A FIA (Federação Internacional do Automóvel) avançou de forma decisiva rumo a um desporto motorizado mais sustentável, ao validar novas classes de competição para karts elétricos e, em paralelo, ao apresentar um enquadramento regulamentar mais amplo que passa a abranger, de forma integrada, todas as fontes de energia usadas em competição.
Energias sustentáveis no centro da transformação da FIA
Com estas deliberações, a FIA vai além de uma simples resposta às exigências ambientais: está a reposicionar o automobilismo para o século XXI. A aposta em categorias elétricas no karting - uma das principais portas de entrada na formação de pilotos - demonstra a intenção de criar uma progressão coerente, preparando desde cedo a base do desporto para uma transição gradual das categorias superiores para soluções mais limpas.
Ao mesmo tempo, a harmonização das regras energéticas pretende assegurar que o ecossistema competitivo evolui com consistência, sem comprometer padrões técnicos nem requisitos de segurança.
Classes FIA de e-karting: homologação Junior e Sénior (karts elétricos)
Do ponto de vista técnico, o Conselho Mundial do Desporto Motorizado aprovou regulamentos de homologação específicos para as classes Junior e Sénior de e-karting, acompanhados por uma extensão e uniformização das regras relacionadas com energia no automobilismo.
As novas classes da FIA para karts elétricos estabelecem:
- Limite de tensão: 60 V
- Posicionamento obrigatório das baterias: montagem central, abaixo da coluna de direção
- Proibição explícita: não é permitido utilizar baterias laterais
- Limites de potência:
- Classe júnior: até 23 kW (31 cv)
- Classe sénior: até 28 kW (38 cv)
Estas escolhas técnicas procuram equilibrar desempenho, fiabilidade e, sobretudo, segurança. A restrição de tensão e potência ajuda a estabilizar o comportamento em pista e a reduzir riscos operacionais, enquanto a imposição do posicionamento central das baterias contribui para um melhor equilíbrio do chassis e para a mitigação de perigos em caso de colisão.
Continuidade com o e-karting mini e expansão internacional
Estas novas classes vêm reforçar e completar a regulamentação já existente para o e-karting mini, introduzida em 2023, e têm como objetivo acelerar a expansão internacional do kart elétrico. De acordo com Akbar Ebrahim, presidente da Comissão de Karting da FIA, “estas regulamentações desbloquearão novas possibilidades de eventos e campeonatos pelo mundo, e 2026 tende a ser um ano de ouro para o karting”.

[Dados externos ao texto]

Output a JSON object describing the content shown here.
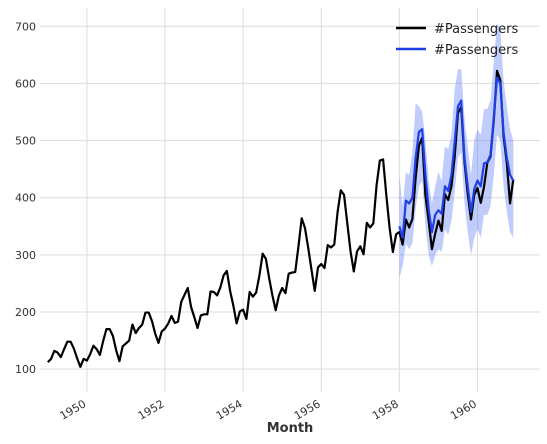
{
  "chart_data": {
    "type": "line",
    "title": "",
    "xlabel": "Month",
    "ylabel": "",
    "xlim": [
      1948.8,
      1961.6
    ],
    "ylim": [
      60,
      732
    ],
    "grid": true,
    "legend_position": "top-right",
    "xticks": [
      1950,
      1952,
      1954,
      1956,
      1958,
      1960
    ],
    "yticks": [
      100,
      200,
      300,
      400,
      500,
      600,
      700
    ],
    "start_year": 1949,
    "series": [
      {
        "name": "#Passengers",
        "color": "#000000",
        "values": [
          112,
          118,
          132,
          129,
          121,
          135,
          148,
          148,
          136,
          119,
          104,
          118,
          115,
          126,
          141,
          135,
          125,
          149,
          170,
          170,
          158,
          133,
          114,
          140,
          145,
          150,
          178,
          163,
          172,
          178,
          199,
          199,
          184,
          162,
          146,
          166,
          171,
          180,
          193,
          181,
          183,
          218,
          230,
          242,
          209,
          191,
          172,
          194,
          196,
          196,
          236,
          235,
          229,
          243,
          264,
          272,
          237,
          211,
          180,
          201,
          204,
          188,
          235,
          227,
          234,
          264,
          302,
          293,
          259,
          229,
          203,
          229,
          242,
          233,
          267,
          269,
          270,
          315,
          364,
          347,
          312,
          274,
          237,
          278,
          284,
          277,
          317,
          313,
          318,
          374,
          413,
          405,
          355,
          306,
          271,
          306,
          315,
          301,
          356,
          348,
          355,
          422,
          465,
          467,
          404,
          347,
          305,
          336,
          340,
          318,
          362,
          348,
          363,
          435,
          491,
          505,
          404,
          359,
          310,
          337,
          360,
          342,
          406,
          396,
          420,
          472,
          548,
          559,
          463,
          407,
          362,
          405,
          417,
          391,
          419,
          461,
          472,
          535,
          622,
          606,
          508,
          461,
          390,
          432
        ]
      },
      {
        "name": "#Passengers",
        "color": "#1f3fe6",
        "start_index": 108,
        "values": [
          350,
          330,
          395,
          390,
          400,
          470,
          515,
          520,
          440,
          380,
          340,
          370,
          378,
          372,
          420,
          412,
          440,
          498,
          560,
          570,
          470,
          420,
          375,
          415,
          430,
          420,
          460,
          462,
          475,
          540,
          610,
          600,
          515,
          470,
          440,
          430
        ]
      }
    ],
    "confidence_band": {
      "color": "#4a6cf7",
      "start_index": 108,
      "lower": [
        260,
        280,
        320,
        310,
        320,
        380,
        420,
        430,
        350,
        300,
        280,
        300,
        310,
        305,
        345,
        335,
        360,
        410,
        470,
        480,
        390,
        340,
        300,
        330,
        345,
        330,
        370,
        370,
        385,
        440,
        510,
        500,
        420,
        375,
        340,
        330
      ],
      "upper": [
        440,
        385,
        445,
        440,
        480,
        565,
        560,
        550,
        500,
        430,
        390,
        420,
        445,
        430,
        490,
        485,
        510,
        590,
        625,
        625,
        540,
        490,
        440,
        500,
        520,
        510,
        555,
        555,
        570,
        640,
        705,
        695,
        605,
        560,
        520,
        500
      ]
    }
  }
}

Este movimento é particularmente relevante para promotores, federações nacionais e organizadores, porque uma base regulamentar comum facilita a criação de calendários, a homologação de material e a comparação de desempenho entre diferentes campeonatos.
Artigo 266 no Apêndice J: quadro comum para todas as fontes de energia
No mesmo encontro, foi também aprovada uma medida estruturante: a criação de um artigo consolidado no Apêndice J do Código Desportivo Internacional. O novo Artigo 266 passa a definir um quadro regulamentar comum para todas as fontes de energia utilizadas em competições FIA, incluindo:
- Combustíveis líquidos
- Energia elétrica
- Hidrogénio (em estado gasoso ou líquido)

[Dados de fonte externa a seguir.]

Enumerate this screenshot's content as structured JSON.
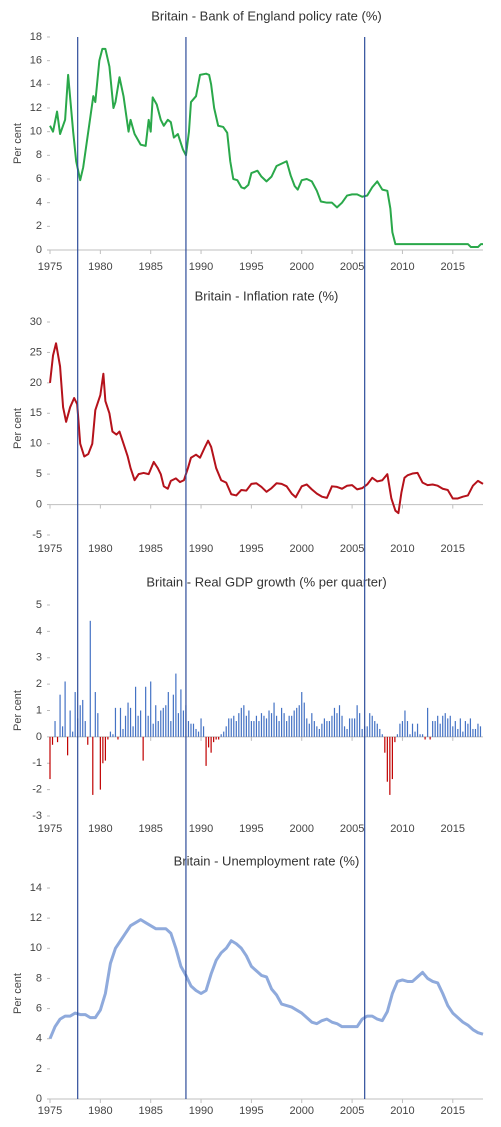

Esta uniformização pretende garantir coerência técnica e segurança, ao mesmo tempo que simplifica a integração de tecnologias emergentes. Ao enquadrar desde já soluções como o hidrogénio no mesmo corpo regulamentar, a FIA cria condições para que a inovação avance sem fragmentação jurídica e com regras previsíveis para equipas, construtores e organizadores.
Implicações práticas: infraestruturas, segurança e custos de operação
A consolidação de classes elétricas e a normalização das regras energéticas tendem a acelerar investimentos em infraestrutura de paddock, nomeadamente em pontos de carregamento, procedimentos de isolamento elétrico e formação de equipas técnicas para operação e resposta a incidentes. Em campeonatos de base, como o karting, esta preparação pode ser determinante para garantir eventos consistentes e seguros em diferentes países.

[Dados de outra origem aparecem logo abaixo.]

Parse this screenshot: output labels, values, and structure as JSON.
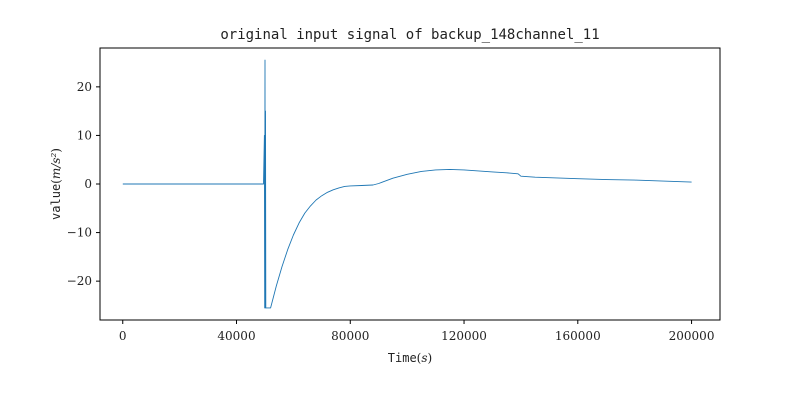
{
  "chart_data": {
    "type": "line",
    "title": "original input signal of backup_148channel_11",
    "xlabel": {
      "text": "Time",
      "unit": "s"
    },
    "ylabel": {
      "text": "value",
      "unit": "m/s²"
    },
    "xlim": [
      -8000,
      210000
    ],
    "ylim": [
      -28,
      28
    ],
    "xticks": [
      0,
      40000,
      80000,
      120000,
      160000,
      200000
    ],
    "yticks": [
      -20,
      -10,
      0,
      10,
      20
    ],
    "grid": false,
    "legend": "none",
    "series": [
      {
        "color": "#1f77b4",
        "x": [
          0,
          10000,
          20000,
          30000,
          40000,
          49500,
          49800,
          49900,
          50000,
          50100,
          50200,
          50300,
          50500,
          51000,
          52000,
          54000,
          56000,
          58000,
          60000,
          62000,
          64000,
          66000,
          68000,
          70000,
          72000,
          74000,
          76000,
          78000,
          80000,
          84000,
          88000,
          90000,
          95000,
          100000,
          105000,
          110000,
          115000,
          120000,
          125000,
          130000,
          135000,
          139000,
          140000,
          145000,
          150000,
          160000,
          170000,
          180000,
          190000,
          200000
        ],
        "y": [
          0,
          0,
          0,
          0,
          0,
          0,
          10,
          -25.5,
          25.5,
          -25.5,
          15,
          -25.5,
          -25.5,
          -25.5,
          -25.5,
          -21,
          -17,
          -13.5,
          -10.5,
          -8,
          -6,
          -4.5,
          -3.3,
          -2.4,
          -1.7,
          -1.2,
          -0.8,
          -0.5,
          -0.4,
          -0.3,
          -0.2,
          0.1,
          1.2,
          2.0,
          2.6,
          2.9,
          3.0,
          2.9,
          2.7,
          2.5,
          2.3,
          2.1,
          1.6,
          1.4,
          1.3,
          1.1,
          0.9,
          0.8,
          0.6,
          0.4
        ]
      }
    ]
  }
}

Em paralelo, a normalização técnica costuma traduzir-se em maior previsibilidade de custos a médio prazo: com requisitos claros de homologação e limites bem definidos, fabricantes e equipas conseguem planear melhor ciclos de equipamento, manutenção e logística, reduzindo a incerteza típica das fases iniciais de transição tecnológica.
Reunião do Conselho Mundial e reforço da presença internacional
A mais recente reunião do Conselho Mundial do Desporto Motorizado realizou-se por videoconferência e ficou ainda marcada pela inauguração do novo escritório da FIA em Londres, um sinal adicional do reforço do posicionamento internacional da federação.